But the logic, once you trace it, is almost elegant in its cruelty. AI accounted for 39% of GDP growth in 2025. That's not a typo. During the dotcom peak in 2000, the internet accounted for 28%. We've already blown past that benchmark, and most organizations haven't even finished their first real deployment. LPL research shows productivity running consistently above 2%, driving 2.5% growth into 2026. Ninety-six percent of organizations investing in AI report measurable productivity gains. The technology works. That's not the question anymore.
The question is who captures the value.
I keep returning to electricity. It took roughly thirty years for electrification to show up in national productivity statistics. When it finally did, the gains weren't captured by General Electric or Westinghouse. They were captured by the factories, the retailers, the logistics companies, the countless businesses that used electricity to do what they were already doing, only better and cheaper. The power companies became utilities. Essential, yes. Profitable enough. But not the locus of value creation. The interesting question is whether AI follows the same arc, and whether we're watching it happen in compressed time.
The current market structure suggests we should care about this deeply. Five companies hold up roughly 30% of the S&P 500. That's the greatest concentration in half a century. The entire investment thesis of the past three years has been built on the assumption that the companies building AI will be the companies that capture its economic value. Vanguard is suggesting the opposite. The more successful AI becomes, the more it diffuses. The more it diffuses, the more it becomes infrastructure. And infrastructure, historically, is a terrible place to look for outsized returns.
Goldman Sachs seems to have noticed. In February 2026 they launched an "AI-free stock index," essentially a bet on the companies that use AI rather than the companies that build it. It's a quiet admission that the value migration might already be underway. If you're constructing a portfolio around AI's economic impact, maybe you should be looking at the factories, not the power plants.
There's a parallel story unfolding in the labor market that complicates this further. The standard fear narrative goes like this: AI makes workers productive, companies need fewer workers, mass layoffs follow. But that's not what's happening. Only 17% of organizations are using AI productivity gains for headcount reduction. The vast majority are reinvesting — expanding output, entering new markets, doing more with the same people rather than the same with fewer. Kevin Warsh, Trump's nominee for the Federal Reserve, argues that the productivity surge gives room for rate cuts without stoking inflation. The economy grows not by replacing workers but by making each hour of work worth more.

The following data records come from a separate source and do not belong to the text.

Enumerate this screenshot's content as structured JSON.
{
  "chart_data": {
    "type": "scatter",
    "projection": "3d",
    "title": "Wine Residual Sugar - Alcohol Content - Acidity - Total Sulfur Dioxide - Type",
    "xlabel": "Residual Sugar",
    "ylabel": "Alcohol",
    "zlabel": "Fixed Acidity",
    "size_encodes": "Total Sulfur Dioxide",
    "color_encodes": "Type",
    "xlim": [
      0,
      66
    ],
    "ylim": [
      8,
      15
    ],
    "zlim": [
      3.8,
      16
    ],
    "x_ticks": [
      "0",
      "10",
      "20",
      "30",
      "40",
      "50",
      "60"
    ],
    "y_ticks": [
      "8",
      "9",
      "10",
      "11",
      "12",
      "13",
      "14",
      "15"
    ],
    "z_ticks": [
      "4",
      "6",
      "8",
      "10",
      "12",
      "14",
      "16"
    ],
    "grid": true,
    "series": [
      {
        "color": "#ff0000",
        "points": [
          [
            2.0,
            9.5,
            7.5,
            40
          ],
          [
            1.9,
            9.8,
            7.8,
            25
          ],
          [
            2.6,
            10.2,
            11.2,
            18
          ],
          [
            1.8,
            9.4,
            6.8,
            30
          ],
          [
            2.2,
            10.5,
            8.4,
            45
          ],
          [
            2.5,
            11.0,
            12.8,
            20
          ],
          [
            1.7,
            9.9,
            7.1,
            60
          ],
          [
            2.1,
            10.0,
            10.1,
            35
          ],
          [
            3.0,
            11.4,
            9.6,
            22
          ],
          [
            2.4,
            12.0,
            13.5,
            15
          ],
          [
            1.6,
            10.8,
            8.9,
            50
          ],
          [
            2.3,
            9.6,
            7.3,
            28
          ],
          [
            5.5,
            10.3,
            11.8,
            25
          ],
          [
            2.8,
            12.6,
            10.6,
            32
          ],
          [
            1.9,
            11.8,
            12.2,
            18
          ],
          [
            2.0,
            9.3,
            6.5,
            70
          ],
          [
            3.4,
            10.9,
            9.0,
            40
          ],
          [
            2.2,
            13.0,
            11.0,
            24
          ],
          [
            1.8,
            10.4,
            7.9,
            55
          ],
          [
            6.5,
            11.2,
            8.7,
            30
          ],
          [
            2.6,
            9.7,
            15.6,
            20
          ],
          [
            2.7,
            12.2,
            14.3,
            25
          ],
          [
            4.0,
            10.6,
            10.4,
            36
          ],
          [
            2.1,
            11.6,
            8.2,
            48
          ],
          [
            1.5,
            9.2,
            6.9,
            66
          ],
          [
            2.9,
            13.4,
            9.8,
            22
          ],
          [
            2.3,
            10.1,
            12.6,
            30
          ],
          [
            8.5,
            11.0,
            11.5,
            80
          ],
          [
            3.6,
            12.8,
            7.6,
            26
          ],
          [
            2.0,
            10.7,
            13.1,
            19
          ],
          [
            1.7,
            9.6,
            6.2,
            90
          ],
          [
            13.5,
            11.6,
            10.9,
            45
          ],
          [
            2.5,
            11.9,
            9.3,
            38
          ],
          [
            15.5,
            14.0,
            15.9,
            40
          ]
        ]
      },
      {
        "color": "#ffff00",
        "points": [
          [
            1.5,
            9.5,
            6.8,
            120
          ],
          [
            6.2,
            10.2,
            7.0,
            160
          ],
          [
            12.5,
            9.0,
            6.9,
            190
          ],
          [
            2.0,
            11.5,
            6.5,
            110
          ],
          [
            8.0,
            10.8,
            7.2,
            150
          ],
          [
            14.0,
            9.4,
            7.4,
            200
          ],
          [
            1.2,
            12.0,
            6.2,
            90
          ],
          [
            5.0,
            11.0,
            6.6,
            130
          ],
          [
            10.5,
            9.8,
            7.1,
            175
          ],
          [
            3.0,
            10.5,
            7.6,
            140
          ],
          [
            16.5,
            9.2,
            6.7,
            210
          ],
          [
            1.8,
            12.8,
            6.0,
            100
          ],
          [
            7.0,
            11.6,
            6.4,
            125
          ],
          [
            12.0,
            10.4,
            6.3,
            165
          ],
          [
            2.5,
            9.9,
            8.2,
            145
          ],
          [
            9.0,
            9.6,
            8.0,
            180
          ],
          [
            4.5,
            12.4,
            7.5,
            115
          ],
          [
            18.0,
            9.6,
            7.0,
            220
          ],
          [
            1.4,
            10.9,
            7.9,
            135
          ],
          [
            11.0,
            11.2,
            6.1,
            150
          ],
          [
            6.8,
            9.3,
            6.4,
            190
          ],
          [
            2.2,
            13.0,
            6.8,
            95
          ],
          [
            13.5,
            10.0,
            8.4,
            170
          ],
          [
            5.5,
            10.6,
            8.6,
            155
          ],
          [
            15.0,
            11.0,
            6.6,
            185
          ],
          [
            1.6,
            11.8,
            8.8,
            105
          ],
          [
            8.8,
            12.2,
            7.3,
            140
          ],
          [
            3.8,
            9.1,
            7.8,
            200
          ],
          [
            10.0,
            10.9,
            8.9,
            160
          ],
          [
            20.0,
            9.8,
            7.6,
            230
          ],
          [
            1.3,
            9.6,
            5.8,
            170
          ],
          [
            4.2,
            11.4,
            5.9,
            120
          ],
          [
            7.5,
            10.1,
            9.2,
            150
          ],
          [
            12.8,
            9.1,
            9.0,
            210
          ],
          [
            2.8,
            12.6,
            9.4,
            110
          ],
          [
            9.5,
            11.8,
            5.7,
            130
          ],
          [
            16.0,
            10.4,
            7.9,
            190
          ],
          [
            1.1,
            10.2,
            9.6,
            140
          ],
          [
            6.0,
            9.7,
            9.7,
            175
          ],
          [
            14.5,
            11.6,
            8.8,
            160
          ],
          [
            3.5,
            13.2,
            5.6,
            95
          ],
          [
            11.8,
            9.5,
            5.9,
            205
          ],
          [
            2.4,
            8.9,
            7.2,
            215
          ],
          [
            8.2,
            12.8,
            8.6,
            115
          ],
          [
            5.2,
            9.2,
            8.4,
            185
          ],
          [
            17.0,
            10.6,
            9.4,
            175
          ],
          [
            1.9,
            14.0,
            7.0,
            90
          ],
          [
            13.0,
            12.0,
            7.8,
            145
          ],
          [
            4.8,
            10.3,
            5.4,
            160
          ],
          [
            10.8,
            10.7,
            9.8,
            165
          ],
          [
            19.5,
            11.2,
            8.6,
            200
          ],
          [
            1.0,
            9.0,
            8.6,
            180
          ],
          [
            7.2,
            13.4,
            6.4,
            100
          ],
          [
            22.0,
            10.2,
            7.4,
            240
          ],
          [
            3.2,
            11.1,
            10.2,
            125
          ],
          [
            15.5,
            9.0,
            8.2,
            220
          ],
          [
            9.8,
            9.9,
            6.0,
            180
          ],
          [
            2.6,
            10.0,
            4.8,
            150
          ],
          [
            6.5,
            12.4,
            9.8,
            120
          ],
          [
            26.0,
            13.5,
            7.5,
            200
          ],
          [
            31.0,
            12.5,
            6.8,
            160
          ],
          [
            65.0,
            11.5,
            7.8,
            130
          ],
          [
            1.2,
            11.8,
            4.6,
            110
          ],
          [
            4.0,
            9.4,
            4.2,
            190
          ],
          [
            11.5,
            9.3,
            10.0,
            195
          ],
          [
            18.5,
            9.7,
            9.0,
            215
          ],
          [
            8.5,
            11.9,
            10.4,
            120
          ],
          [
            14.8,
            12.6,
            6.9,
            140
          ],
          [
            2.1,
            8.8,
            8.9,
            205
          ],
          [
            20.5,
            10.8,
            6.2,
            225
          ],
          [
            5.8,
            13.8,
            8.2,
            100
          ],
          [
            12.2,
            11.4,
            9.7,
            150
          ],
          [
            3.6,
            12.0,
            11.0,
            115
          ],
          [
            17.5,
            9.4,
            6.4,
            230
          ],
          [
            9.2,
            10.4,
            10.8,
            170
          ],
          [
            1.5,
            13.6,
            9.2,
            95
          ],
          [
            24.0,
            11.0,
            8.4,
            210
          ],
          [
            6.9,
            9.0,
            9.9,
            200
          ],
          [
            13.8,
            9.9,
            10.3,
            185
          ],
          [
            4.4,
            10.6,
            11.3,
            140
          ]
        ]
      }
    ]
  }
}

This is the part I find hardest to reconcile. If AI productivity gains are being reinvested rather than extracted, that's genuinely good for the economy and for workers. But it makes the investment case for AI companies even harder, because it means the surplus is flowing to the users, not the builders. Every company that uses AI to expand its margins is a company that doesn't need to pay monopoly prices for the privilege.
Axios captured it well in a piece this week about the range of possible futures. The outcomes for unemployment and the stock market aren't correlated in the way we expect. You can have full employment and a flat market. You can have productivity growth and compressed margins for AI providers. The scenarios where both workers and AI stocks do well require something specific: sustained pricing power by a small number of companies over a technology that, by its nature, wants to become commodity infrastructure.
I don't know how this resolves. I genuinely don't. The historical pattern is clear. The economic data is clear. But markets have a way of defying historical patterns for longer than anyone expects, and the five companies at the center of this trade have more capital, more talent, and more data than any corporate entities in human history. Maybe they build moats that electricity companies never could. Maybe foundation models don't commoditize the way generating capacity did. Maybe.
But I keep coming back to that Vanguard headline. The most bullish possible outcome for AI as a technology — the one where it genuinely lifts the entire economy — is the one where the value disperses so widely that no single company captures it. We might be investing in the power companies when we should be investing in the factories. And the strange thing is, the better AI works, the more likely that becomes.